Academics, Agents and Activists: A history of the School of Oriental and African Studies, 1916-2016
John Hollingworth, Gallery Manager and co-curator of ‘Academics, Agents & Activists: a history of the School of Oriental and African Studies, 1916-2016’, continues his overview of this fascinating centenary exhibition recently on display at the Brunei Gallery, which showcased material from the incredibly rich archive collections at SOAS – both the School’s own institutional archive and material held by Archives & Special Collections, SOAS Library. The exhibition was organized around the tenures of the School’s Directors, with the seventh being that of Colin Bundy.
The Bundy Years, 2001-2006
Professor Colin James Bundy is a South African historian and an influential member of a generation of historians who substantially revised understanding of South African history. In particular, he wrote on South Africa’s rural past from a predominantly Marxist perspective, but also deploying Africanist and underdevelopment theories. He presided over a fruitful period which saw the development of new faculties and centres, major research projects and a new teaching and administration space at Vernon Square.
A large AHRB grant funded the creation of the Centre for Cross-cultural Music and Dance and a further large grant was awarded by the Lisbet Rausing Charitable Fund for the creation of the Hans Rausing Endangered Languages Project to document and research endangered languages around the world. This now has an archive which provides a safe repository for language documentation collections. In the Law Department the first Sir Joseph Hotung annual International Human Rights Lecture was presented by Edward Said in 2003 in conjunction with the inauguration of the Sir Joseph Hotung Programme for Law, Human Rights and Peace Building in the Middle East.
There was a major restructuring of the School during this period with the formation of three faculties and the Geography Departments of SOAS and King’s College, London merged.
“The merger with King’s will create a strengthened and diversified new department.
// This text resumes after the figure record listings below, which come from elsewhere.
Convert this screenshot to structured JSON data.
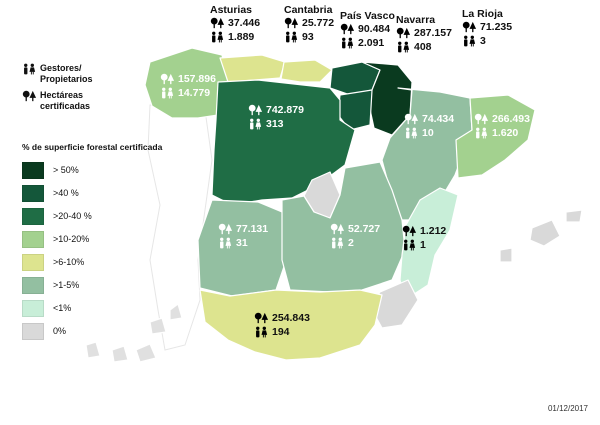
{
  "colors": {
    "gt50": "#0a3a1f",
    "40": "#14573a",
    "20_40": "#1f6d45",
    "10_20": "#a3d18f",
    "6_10": "#dde48f",
    "1_5": "#93bfa1",
    "lt1": "#c8eed8",
    "zero": "#d9d9d9"
  },
  "key": {
    "owners": "Gestores/\nPropietarios",
    "hectares": "Hectáreas\ncertificadas"
  },
  "legend": {
    "title": "% de superficie forestal certificada",
    "items": [
      {
        "label": "> 50%",
        "color": "#0a3a1f"
      },
      {
        "label": ">40 %",
        "color": "#14573a"
      },
      {
        "label": ">20-40 %",
        "color": "#1f6d45"
      },
      {
        "label": ">10-20%",
        "color": "#a3d18f"
      },
      {
        "label": ">6-10%",
        "color": "#dde48f"
      },
      {
        "label": ">1-5%",
        "color": "#93bfa1"
      },
      {
        "label": "<1%",
        "color": "#c8eed8"
      },
      {
        "label": "0%",
        "color": "#d9d9d9"
      }
    ]
  },
  "regions": {
    "asturias": {
      "name": "Asturias",
      "hectares": "37.446",
      "owners": "1.889"
    },
    "cantabria": {
      "name": "Cantabria",
      "hectares": "25.772",
      "owners": "93"
    },
    "pais_vasco": {
      "name": "País Vasco",
      "hectares": "90.484",
      "owners": "2.091"
    },
    "navarra": {
      "name": "Navarra",
      "hectares": "287.157",
      "owners": "408"
    },
    "la_rioja": {
      "name": "La Rioja",
      "hectares": "71.235",
      "owners": "3"
    },
    "galicia": {
      "hectares": "157.896",
      "owners": "14.779"
    },
    "castilla_leon": {
      "hectares": "742.879",
      "owners": "313"
    },
    "aragon": {
      "hectares": "74.434",
      "owners": "10"
    },
    "cataluna": {
      "hectares": "266.493",
      "owners": "1.620"
    },
    "extremadura": {
      "hectares": "77.131",
      "owners": "31"
    },
    "castilla_la_mancha": {
      "hectares": "52.727",
      "owners": "2"
    },
    "valencia": {
      "hectares": "1.212",
      "owners": "1"
    },
    "andalucia": {
      "hectares": "254.843",
      "owners": "194"
    }
  },
  "date": "01/12/2017"
}
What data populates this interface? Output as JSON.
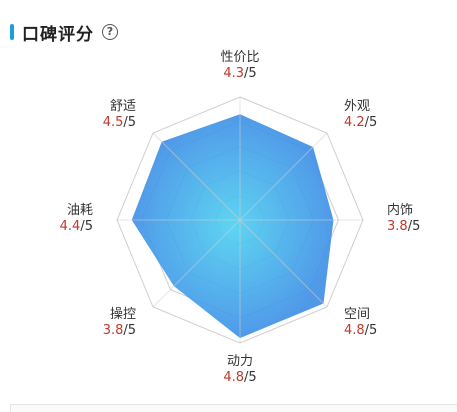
{
  "header": {
    "title": "口碑评分",
    "help_glyph": "?",
    "accent_color": "#1aa0d8"
  },
  "colors": {
    "score_value": "#c0392b",
    "score_suffix": "#333333",
    "fill_outer": "#3d8ee6",
    "fill_inner": "#4dd0f0",
    "grid": "#cfcfcf"
  },
  "chart_data": {
    "type": "radar",
    "max": 5,
    "rings": 5,
    "axes": [
      {
        "name": "性价比",
        "value": 4.3,
        "suffix": "/5"
      },
      {
        "name": "外观",
        "value": 4.2,
        "suffix": "/5"
      },
      {
        "name": "内饰",
        "value": 3.8,
        "suffix": "/5"
      },
      {
        "name": "空间",
        "value": 4.8,
        "suffix": "/5"
      },
      {
        "name": "动力",
        "value": 4.8,
        "suffix": "/5"
      },
      {
        "name": "操控",
        "value": 3.8,
        "suffix": "/5"
      },
      {
        "name": "油耗",
        "value": 4.4,
        "suffix": "/5"
      },
      {
        "name": "舒适",
        "value": 4.5,
        "suffix": "/5"
      }
    ]
  }
}
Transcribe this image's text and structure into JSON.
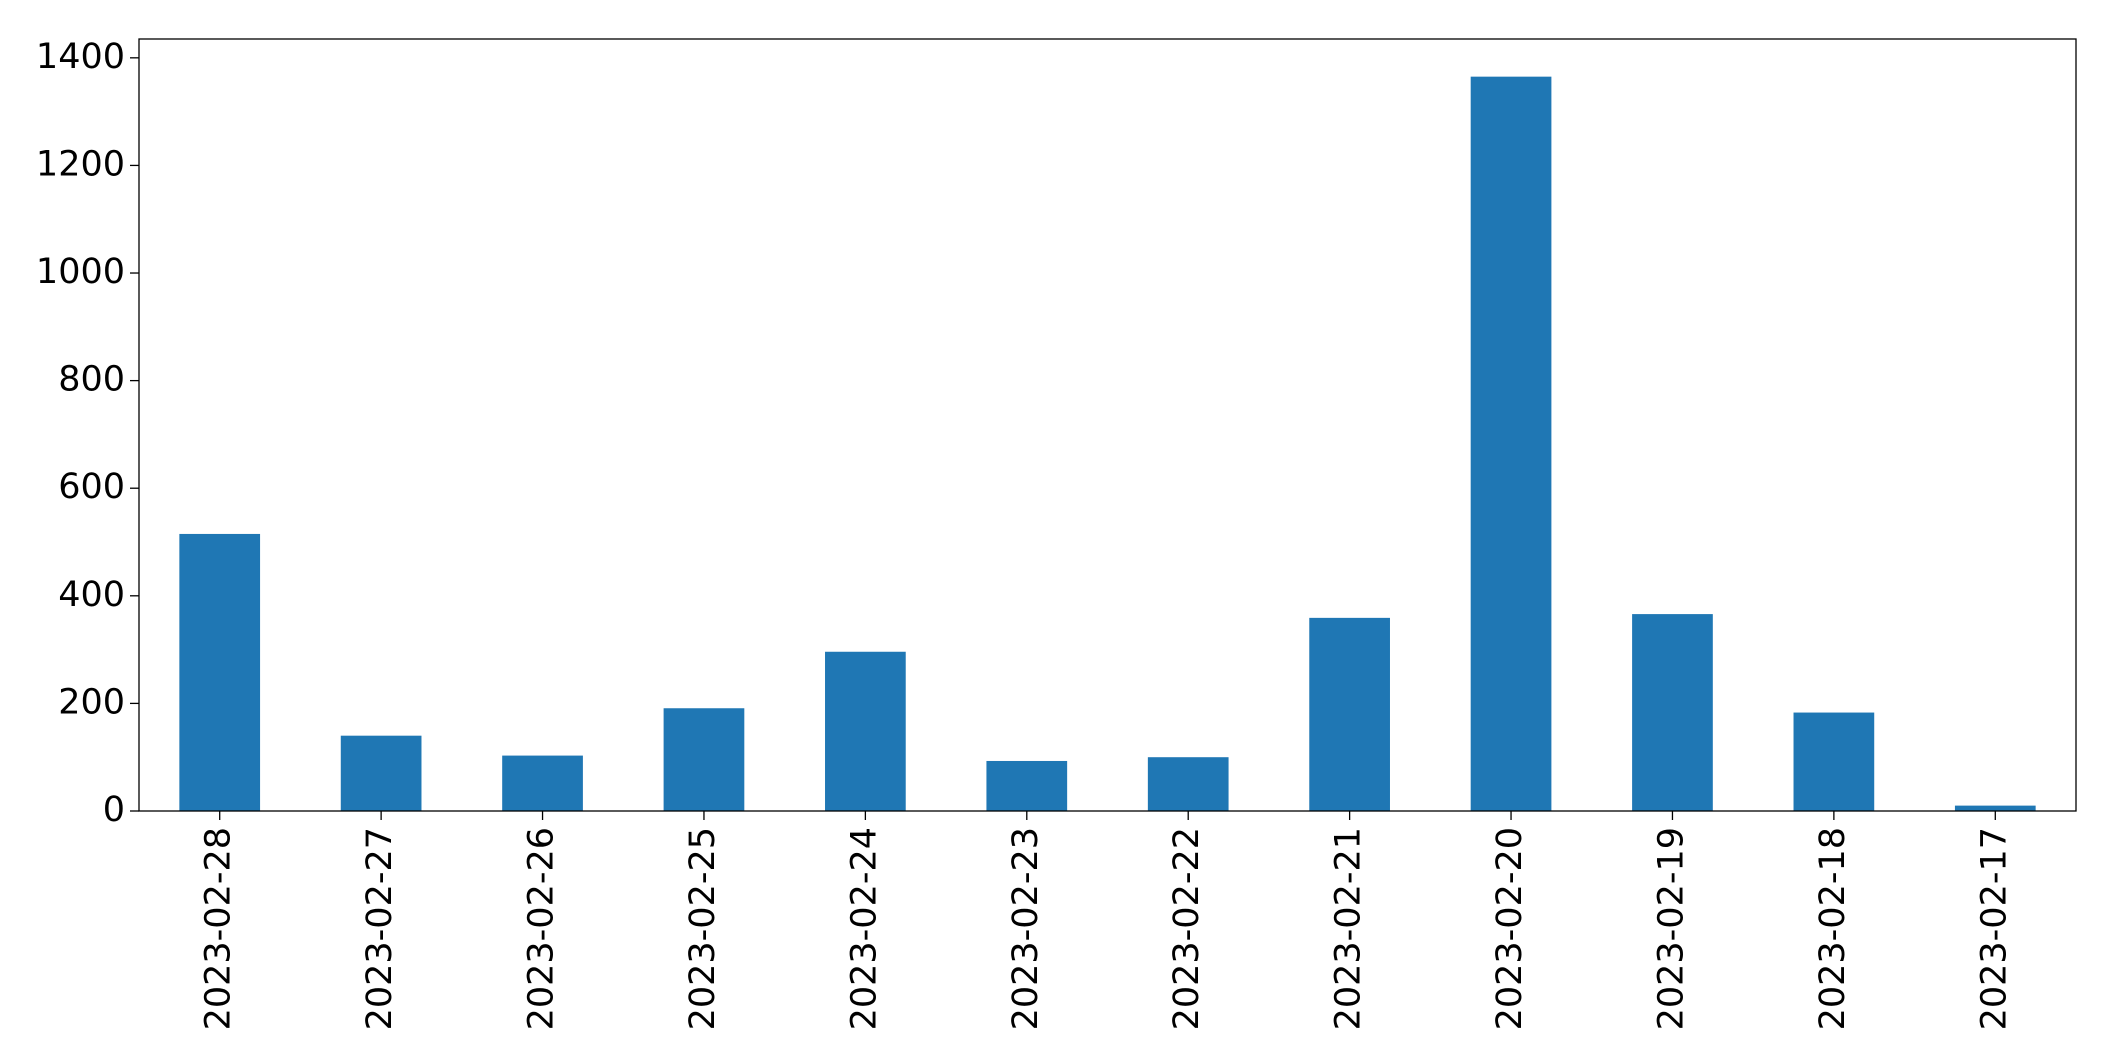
{
  "chart_data": {
    "type": "bar",
    "categories": [
      "2023-02-28",
      "2023-02-27",
      "2023-02-26",
      "2023-02-25",
      "2023-02-24",
      "2023-02-23",
      "2023-02-22",
      "2023-02-21",
      "2023-02-20",
      "2023-02-19",
      "2023-02-18",
      "2023-02-17"
    ],
    "values": [
      515,
      140,
      103,
      191,
      296,
      93,
      100,
      359,
      1365,
      366,
      183,
      10
    ],
    "color": "#1f77b4",
    "ylim": [
      0,
      1435
    ],
    "yticks": [
      0,
      200,
      400,
      600,
      800,
      1000,
      1200,
      1400
    ],
    "grid": false
  }
}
SOAS on its own cannot sustain a Geography Department of requisite size and disciplinary spread. It is, however, important to us that SOAS students can continue to take geography as part of joint degrees.” (Professor Colin Bundy, 2001) In December 2001 SOAS’s Governing Body gave the go ahead for the restructuring of the School into three Faculties – Faculty of Arts & Humanities, Faculty of Languages & Cultures and Faculty of Law & Social Sciences. The new Faculties were seen to be at the heart of the School’s academic strategy and were created from academic departments and centres. They were officially launched on 1st August 2002.
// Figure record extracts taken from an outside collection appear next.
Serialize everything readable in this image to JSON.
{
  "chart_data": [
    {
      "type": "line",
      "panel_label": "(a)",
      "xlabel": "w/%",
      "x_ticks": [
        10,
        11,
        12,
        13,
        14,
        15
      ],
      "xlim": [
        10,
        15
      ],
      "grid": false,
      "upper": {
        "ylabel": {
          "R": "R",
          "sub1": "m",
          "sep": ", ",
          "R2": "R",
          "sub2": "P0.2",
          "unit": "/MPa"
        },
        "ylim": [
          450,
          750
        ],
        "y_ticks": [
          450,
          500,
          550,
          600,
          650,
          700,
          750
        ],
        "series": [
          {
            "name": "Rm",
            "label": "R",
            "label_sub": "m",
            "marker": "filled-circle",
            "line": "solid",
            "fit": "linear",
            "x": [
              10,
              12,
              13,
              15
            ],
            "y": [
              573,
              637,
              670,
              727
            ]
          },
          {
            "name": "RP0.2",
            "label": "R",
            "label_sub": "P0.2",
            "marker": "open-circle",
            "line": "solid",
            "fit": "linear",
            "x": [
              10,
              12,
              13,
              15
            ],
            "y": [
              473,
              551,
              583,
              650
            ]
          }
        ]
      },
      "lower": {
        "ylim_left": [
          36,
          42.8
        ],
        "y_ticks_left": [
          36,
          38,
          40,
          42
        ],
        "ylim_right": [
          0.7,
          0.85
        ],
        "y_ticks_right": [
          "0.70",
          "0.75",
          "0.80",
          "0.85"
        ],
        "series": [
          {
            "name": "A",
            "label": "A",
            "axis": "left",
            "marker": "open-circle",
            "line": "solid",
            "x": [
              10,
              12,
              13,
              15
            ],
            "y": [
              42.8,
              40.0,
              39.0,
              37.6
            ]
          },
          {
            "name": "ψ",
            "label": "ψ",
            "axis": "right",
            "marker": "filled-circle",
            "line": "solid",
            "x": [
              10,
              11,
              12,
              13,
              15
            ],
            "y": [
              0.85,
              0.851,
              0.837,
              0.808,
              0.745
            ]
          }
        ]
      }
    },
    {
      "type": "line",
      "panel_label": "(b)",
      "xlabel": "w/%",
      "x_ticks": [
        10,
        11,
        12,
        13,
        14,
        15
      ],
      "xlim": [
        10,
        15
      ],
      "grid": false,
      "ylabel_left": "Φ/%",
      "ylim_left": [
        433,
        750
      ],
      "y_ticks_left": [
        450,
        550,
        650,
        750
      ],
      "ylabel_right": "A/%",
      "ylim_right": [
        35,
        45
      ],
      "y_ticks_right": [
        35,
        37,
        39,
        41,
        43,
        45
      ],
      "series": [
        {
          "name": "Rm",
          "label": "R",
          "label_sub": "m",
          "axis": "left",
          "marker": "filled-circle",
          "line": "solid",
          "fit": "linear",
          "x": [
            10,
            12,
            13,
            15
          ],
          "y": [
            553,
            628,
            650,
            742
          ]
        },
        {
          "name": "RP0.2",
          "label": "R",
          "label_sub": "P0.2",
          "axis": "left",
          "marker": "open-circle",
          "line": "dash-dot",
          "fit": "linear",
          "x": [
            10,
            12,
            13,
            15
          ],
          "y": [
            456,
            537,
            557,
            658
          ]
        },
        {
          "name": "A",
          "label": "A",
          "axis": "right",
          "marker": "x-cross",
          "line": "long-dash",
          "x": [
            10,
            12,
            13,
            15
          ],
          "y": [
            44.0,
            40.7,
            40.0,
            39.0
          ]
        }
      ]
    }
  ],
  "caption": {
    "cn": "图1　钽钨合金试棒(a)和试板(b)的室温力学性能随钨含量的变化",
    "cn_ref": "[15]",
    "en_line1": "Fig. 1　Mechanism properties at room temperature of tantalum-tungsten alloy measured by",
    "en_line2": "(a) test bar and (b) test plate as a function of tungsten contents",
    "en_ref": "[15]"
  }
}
Three new Faculty Deans were appointed: Professor Tom Tomlinson, Dean, Faculty of Arts & Humanities, Professor Graham Furniss, Dean, Faculty of Languages & Cultures and Professor Stephen Chan, Dean, Faculty of Law & Social Sciences.
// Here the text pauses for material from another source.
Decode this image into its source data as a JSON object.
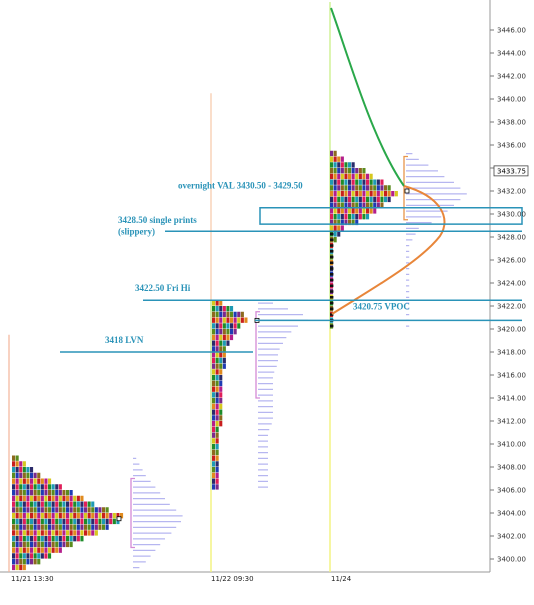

Student numbers reached over 3000, and in the academic year 2002-03, they originated from 590 different countries. These students were the first to experience the new Virtual Learning Environment (VLE) that was being trialled and is now the standard learning and teaching platform used throughout the School. Another major new initiative was the creation of the London Middle East Institute (LMEI) at SOAS which promotes knowledge of all aspects of the Middle East through teaching, research and consultancy and publishes ‘The Middle East in London’. In its first incarnation the institute was located next to the new Japanese-inspired roof garden above the Brunei Gallery which opened in 2001.
In his last year as Director, there were several new developments. SOAS joined the 1994 group of smaller research-intensive universities in the UK and the Library extension was completed. Two new centres also opened which brought in new subject concentrations and partnerships: the London Confucius Institute, with its Chinese partners the Beijing Foreign Studies University and the Centre for Gender Studies which promotes the study of gender in relation to Asia, Africa and the Middle East.